I saw a performance of Tama Sudare at Clown Camp ® several years ago. It is a bamboo mat that can be twisted into many different shapes. It is similar in some ways to the European act called Trouble Wit. It was something that I had never seen before and I was curious about it. So, I began asking questions. I learned it is an ancient Japanese performing art that has recently been revived. I obtained the necessary props and started practicing it. I used it in a few performances and then stopped using it for a while. Now I am starting to practice it again. It gives greater variety to my repertoire. Because it is old enough that people consider it to be new it makes my act unique. On the internet I have seen some photos of Tama Sudare creations. I know just enough about the art to be amazed by what people have been able to achieve. Above all it is fun to do.
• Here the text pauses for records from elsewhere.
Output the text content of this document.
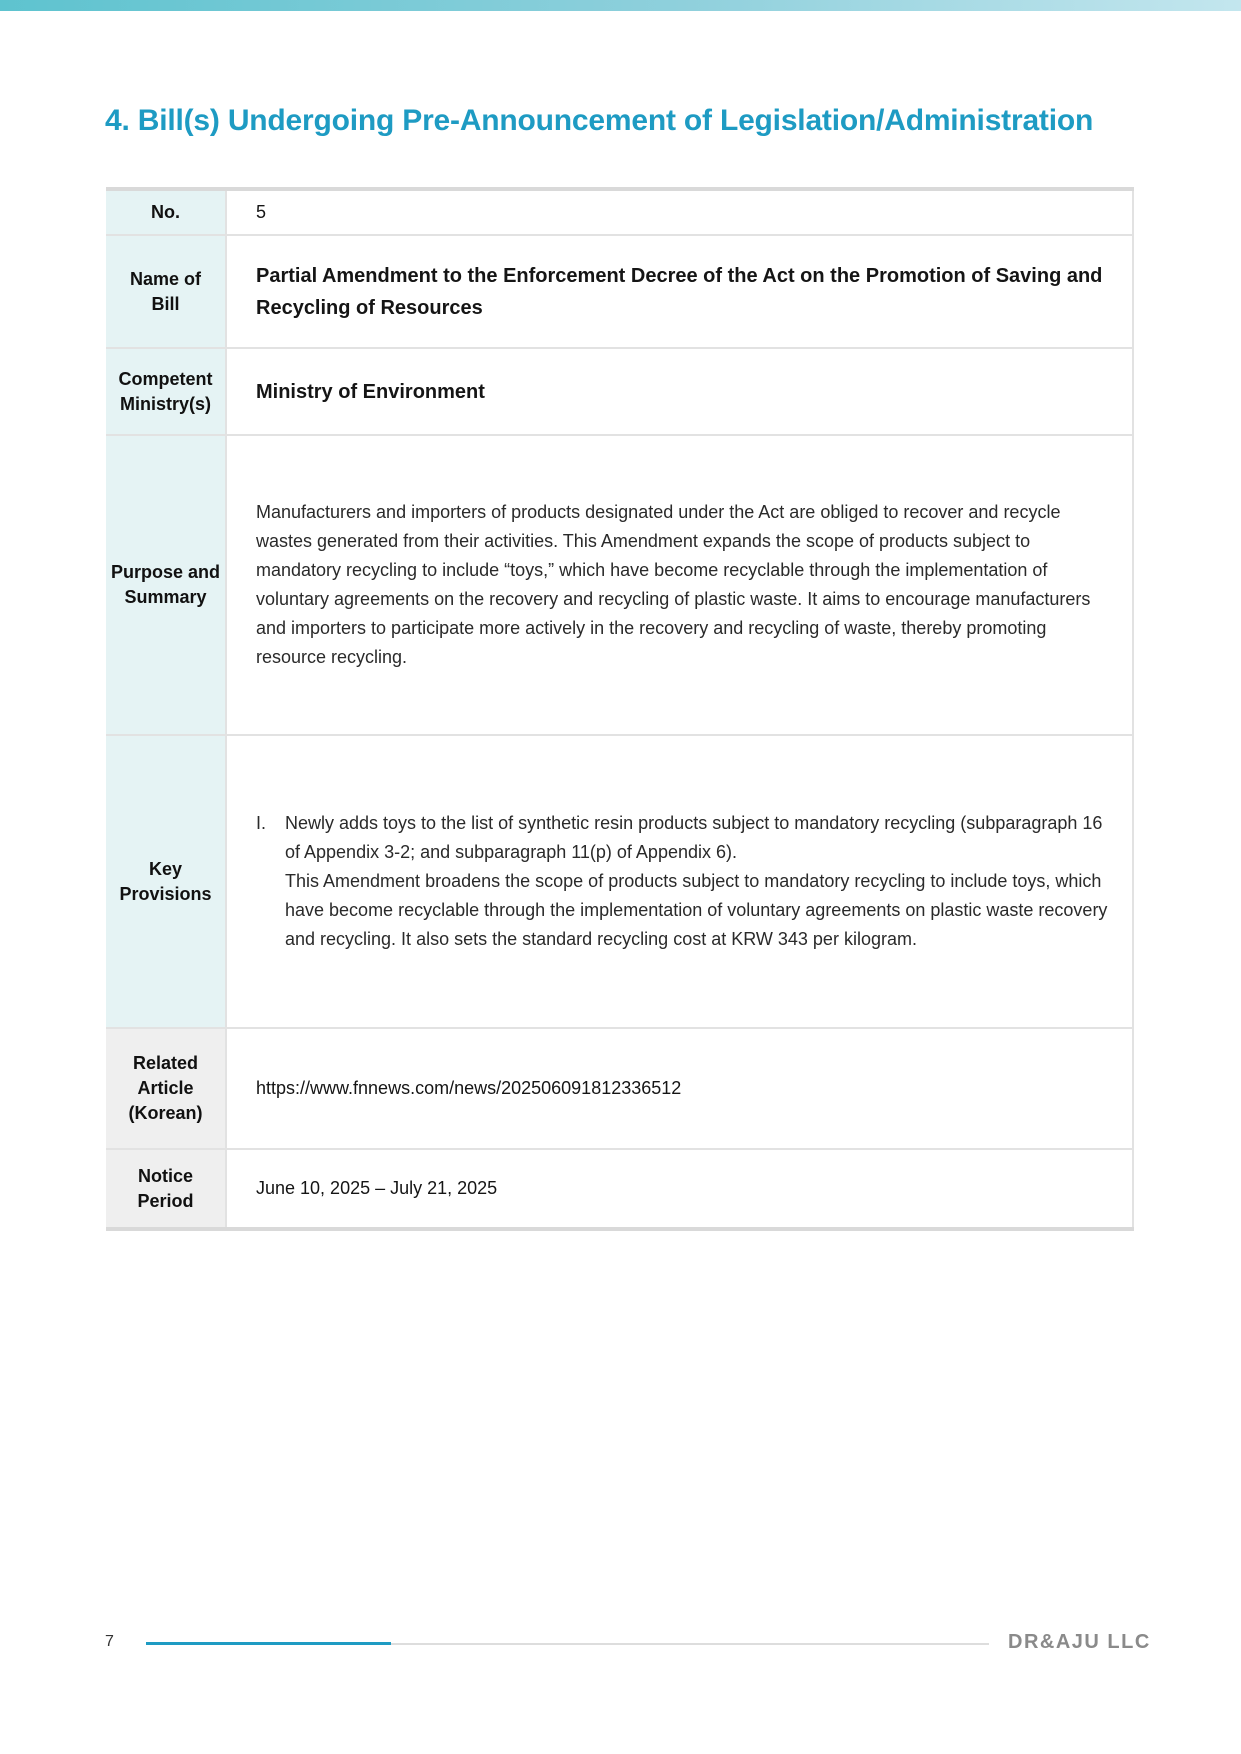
4. Bill(s) Undergoing Pre-Announcement of Legislation/Administration
No.	5
Name of
Bill	Partial Amendment to the Enforcement Decree of the Act on the Promotion of Saving and Recycling of Resources
Competent
Ministry(s)	Ministry of Environment
Purpose and
Summary	Manufacturers and importers of products designated under the Act are obliged to recover and recycle wastes generated from their activities. This Amendment expands the scope of products subject to mandatory recycling to include “toys,” which have become recyclable through the implementation of voluntary agreements on the recovery and recycling of plastic waste. It aims to encourage manufacturers and importers to participate more actively in the recovery and recycling of waste, thereby promoting resource recycling.
Key
Provisions	I. Newly adds toys to the list of synthetic resin products subject to mandatory recycling (subparagraph 16 of Appendix 3-2; and subparagraph 11(p) of Appendix 6).
This Amendment broadens the scope of products subject to mandatory recycling to include toys, which have become recyclable through the implementation of voluntary agreements on plastic waste recovery and recycling. It also sets the standard recycling cost at KRW 343 per kilogram.

Related
Article
(Korean)	https://www.fnnews.com/news/202506091812336512
Notice
Period	June 10, 2025 – July 21, 2025
7	DR&AJU LLC
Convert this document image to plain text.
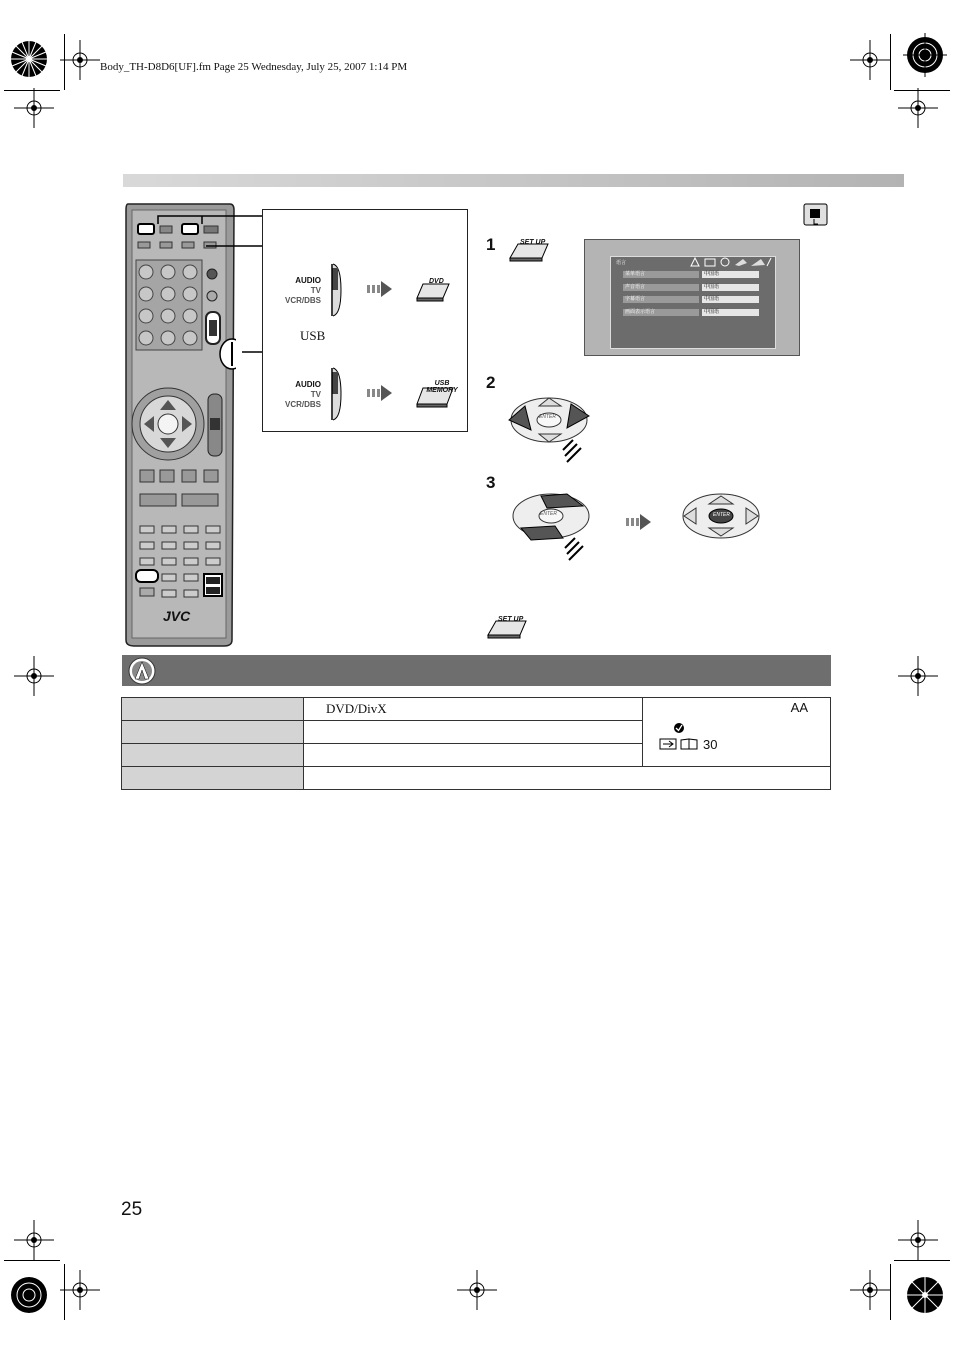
Body_TH-D8D6[UF].fm Page 25 Wednesday, July 25, 2007 1:14 PM
JVC
AUDIO
TV
VCR/DBS
DVD
USB
AUDIO
TV
VCR/DBS
USB MEMORY
1	SET UP
语言
菜单语言	中国语
声音语言	中国语
字幕语言	中国语
画面表示语言	中国语
2
ENTER
3
ENTER	ENTER
SET UP
	DVD/DivX	AA
30

25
I would probably still practice it just for my own enjoyment even if I never perform it again. It is interesting trying to see what things I can do.
Sometimes I do things just to satisfy my curiosity. The Cub Scout Pack that I am involved with has an annual Pinewood Derby where wooden model cars are raced down an inclined track. I decided to enter a car in the sibling and adult category this year. I could have just made a car, but I wanted to see what else I could accomplish. So, I built a circus wagon. In the process I had to experiment with different techniques. It was a lot of fun.
What are you curious about? How can you satisfy your curiosity just for fun? How can you use old entertainment ideas in your new performances?